TIKTAK.ID – Putusan Pengadilan Negeri Jakarta Pusat (PN Jakpus) yang menunda tahapan Pemilihan Umum (Pemilu) 2024 terus menuai kecaman dari publik. Pasalnya, tak hanya melampui kewenangan, putusan penundaan Pemilu tersebut dinilai membuktikan kebenaran tengara bahwa masih ada operasi senyap untuk menunda Pemilu 2024 mendatang.
Menurut Dosen Ilmu Politik & International Studies Universitas Paramadina, Khoirul Umam, argumen putusan majelis hakim PN Jakpus dalam perkara gugatan Partai Prima terhadap Komisi Pemilihan Umum (KPU) lemah.
”Hal ini menegaskan kalau ‘operasi kekuasaan’ untuk menunda Pemilu terbukti masih terus berjalan,” ungkap Umam lewat pernyataan tertulis, Jumat (3/3/23), seperti dilansir Sindonews.com.
Baca juga : Polemik PN Jakpus Ketok Tunda Pemilu 2024, Istana: Tetap Sesuai Jadwal
Umam menilai modus operandi penundaan Pemilu semakin jelas. Dia memaparkan, saat perdebatan dan konfigurasi politik nasional tidak berpihak pada agenda kepentingan penundaan Pemilu, maka cara paling mudah dan efektif yaitu melalui jalur hukum.
”Dengan kedok independensi kekuasaan kehakiman, anasir-anasir jahat di lingkaran kekuasaan tersebut ingin memaksa para aktor politik dan demokrasi untuk menuruti kepentingan dan kegilaan mereka,” jelas Umam.
Umam pun menyatakan serangkaian narasi sudah didengungkan lewat ide-ide yang berujung pada dipertahankannya status quo. Dia mencontohkan, ide perpanjangan masa jabatan presiden, tiga periode kekuasaan presiden, ide perpanjangan masa jabatan kepala desa, hingga yang terakhir yakni kontroversi sistem Pemilu proporsional terbuka dan tertutup.
Baca juga : Soal Putusan PN Jakpus Tunda Pemilu 2024, Komisi Yudisial: Kontroversial
”Semua itu diorkestrasi sedemikian rupa demi menghadirkan ketidakpastian persiapan menuju Pemilu 2024,” ucap Direktur Eksekutif Institute for Democracy & Strategic Affairs (Indostrategic) tersebut.
Umam menganggap amar putusan PN Jakpus tidak semata-mata menunjukkan rendahnya kualitas pemahaman hakim terhadap konteks UU Nomor 7/2017 dan objek perkara yang ditanganinya, namun menguatkan dugaan soal indikasi terjadinya praktik “autocratic legalism”.
”Majelis Hakim seolah tidak paham wilayah yurisdiksi pengadilan perdata.

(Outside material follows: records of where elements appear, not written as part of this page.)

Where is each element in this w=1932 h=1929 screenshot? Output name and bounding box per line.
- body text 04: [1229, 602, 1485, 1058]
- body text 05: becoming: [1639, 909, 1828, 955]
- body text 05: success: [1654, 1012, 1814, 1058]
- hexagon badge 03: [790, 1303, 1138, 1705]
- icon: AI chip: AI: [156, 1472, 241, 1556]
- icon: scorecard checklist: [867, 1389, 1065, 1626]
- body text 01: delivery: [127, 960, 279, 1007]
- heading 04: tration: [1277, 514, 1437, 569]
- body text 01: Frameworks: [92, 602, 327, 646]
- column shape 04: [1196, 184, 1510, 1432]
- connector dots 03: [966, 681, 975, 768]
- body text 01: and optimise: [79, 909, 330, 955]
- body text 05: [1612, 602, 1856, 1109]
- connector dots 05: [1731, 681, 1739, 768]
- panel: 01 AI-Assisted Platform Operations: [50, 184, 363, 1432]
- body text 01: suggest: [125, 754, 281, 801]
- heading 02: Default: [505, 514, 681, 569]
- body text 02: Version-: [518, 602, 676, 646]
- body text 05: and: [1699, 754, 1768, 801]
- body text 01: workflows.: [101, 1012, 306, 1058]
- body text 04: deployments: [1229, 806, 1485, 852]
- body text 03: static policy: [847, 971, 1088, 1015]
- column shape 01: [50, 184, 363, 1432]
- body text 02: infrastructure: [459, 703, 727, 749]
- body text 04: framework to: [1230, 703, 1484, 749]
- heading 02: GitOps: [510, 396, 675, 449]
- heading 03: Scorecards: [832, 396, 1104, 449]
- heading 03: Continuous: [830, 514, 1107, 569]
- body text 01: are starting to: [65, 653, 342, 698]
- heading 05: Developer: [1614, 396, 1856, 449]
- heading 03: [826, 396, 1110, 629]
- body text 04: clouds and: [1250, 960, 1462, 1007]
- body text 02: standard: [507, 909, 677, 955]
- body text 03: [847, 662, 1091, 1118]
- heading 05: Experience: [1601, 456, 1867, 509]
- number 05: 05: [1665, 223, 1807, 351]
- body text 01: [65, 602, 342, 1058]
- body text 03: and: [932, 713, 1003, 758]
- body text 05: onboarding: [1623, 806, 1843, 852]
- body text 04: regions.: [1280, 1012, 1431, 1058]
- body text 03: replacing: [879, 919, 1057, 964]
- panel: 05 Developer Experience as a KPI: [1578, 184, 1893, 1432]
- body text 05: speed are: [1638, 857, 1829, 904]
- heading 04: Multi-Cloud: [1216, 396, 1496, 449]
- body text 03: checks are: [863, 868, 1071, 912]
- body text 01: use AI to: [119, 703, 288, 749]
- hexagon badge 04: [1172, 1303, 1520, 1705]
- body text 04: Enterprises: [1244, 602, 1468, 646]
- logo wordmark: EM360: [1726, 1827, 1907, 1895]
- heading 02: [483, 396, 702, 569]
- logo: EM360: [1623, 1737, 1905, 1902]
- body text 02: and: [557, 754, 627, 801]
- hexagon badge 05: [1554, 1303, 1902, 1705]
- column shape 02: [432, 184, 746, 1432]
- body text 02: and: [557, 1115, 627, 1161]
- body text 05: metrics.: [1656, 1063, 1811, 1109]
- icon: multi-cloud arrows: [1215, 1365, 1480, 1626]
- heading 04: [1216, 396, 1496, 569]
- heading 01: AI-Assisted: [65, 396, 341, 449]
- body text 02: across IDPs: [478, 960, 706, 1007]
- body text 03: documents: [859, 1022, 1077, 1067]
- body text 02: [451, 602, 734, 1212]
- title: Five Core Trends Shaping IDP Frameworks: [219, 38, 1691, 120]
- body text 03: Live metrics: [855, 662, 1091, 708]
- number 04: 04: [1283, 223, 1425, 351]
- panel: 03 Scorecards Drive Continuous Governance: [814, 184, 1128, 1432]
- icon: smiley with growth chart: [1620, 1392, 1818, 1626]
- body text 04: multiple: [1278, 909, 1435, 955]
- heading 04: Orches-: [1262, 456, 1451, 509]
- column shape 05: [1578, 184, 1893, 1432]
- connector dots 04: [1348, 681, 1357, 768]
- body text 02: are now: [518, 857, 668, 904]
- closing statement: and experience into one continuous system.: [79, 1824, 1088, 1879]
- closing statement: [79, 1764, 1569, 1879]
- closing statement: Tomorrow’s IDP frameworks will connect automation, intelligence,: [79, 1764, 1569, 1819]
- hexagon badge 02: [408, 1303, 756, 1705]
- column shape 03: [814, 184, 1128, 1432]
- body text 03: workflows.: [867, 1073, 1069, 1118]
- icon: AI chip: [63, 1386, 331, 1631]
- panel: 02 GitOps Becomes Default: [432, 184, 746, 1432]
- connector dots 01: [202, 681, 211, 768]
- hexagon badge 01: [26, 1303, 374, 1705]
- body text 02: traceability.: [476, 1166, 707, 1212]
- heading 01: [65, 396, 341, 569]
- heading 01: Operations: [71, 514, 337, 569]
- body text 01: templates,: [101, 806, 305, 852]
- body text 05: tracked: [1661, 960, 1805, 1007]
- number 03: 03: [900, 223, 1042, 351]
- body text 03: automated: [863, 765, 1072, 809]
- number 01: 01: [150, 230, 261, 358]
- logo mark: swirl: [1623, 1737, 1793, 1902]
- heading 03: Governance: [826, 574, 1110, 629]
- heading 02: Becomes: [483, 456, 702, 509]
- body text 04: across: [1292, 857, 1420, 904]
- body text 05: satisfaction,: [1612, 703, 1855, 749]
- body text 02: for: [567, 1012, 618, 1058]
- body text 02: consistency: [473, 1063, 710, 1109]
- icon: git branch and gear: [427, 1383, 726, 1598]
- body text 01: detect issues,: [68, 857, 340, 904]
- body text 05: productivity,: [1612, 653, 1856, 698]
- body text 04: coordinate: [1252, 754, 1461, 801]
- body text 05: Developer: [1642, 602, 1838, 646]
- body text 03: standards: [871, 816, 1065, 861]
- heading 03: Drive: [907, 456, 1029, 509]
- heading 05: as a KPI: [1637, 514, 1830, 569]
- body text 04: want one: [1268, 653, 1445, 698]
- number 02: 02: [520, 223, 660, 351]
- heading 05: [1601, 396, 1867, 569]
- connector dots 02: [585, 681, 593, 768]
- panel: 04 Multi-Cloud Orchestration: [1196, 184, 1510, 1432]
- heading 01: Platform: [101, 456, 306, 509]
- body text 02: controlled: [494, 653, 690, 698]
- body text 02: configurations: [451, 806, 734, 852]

Apalagi gugatan Partai Prima di KPU dan Bawaslu juga sebelumnya sudah dilayangkan dan ditolak oleh Bawaslu sesuai mekanisme sengketa proses Pemilu. Lantas mengapa justru amar putusan PN Jaksel hendak menganulir agenda kerja nasional dan kemaslahatan yang lebih besar berupa persiapan tahapan Pemilu selama ini?” ujar Umam.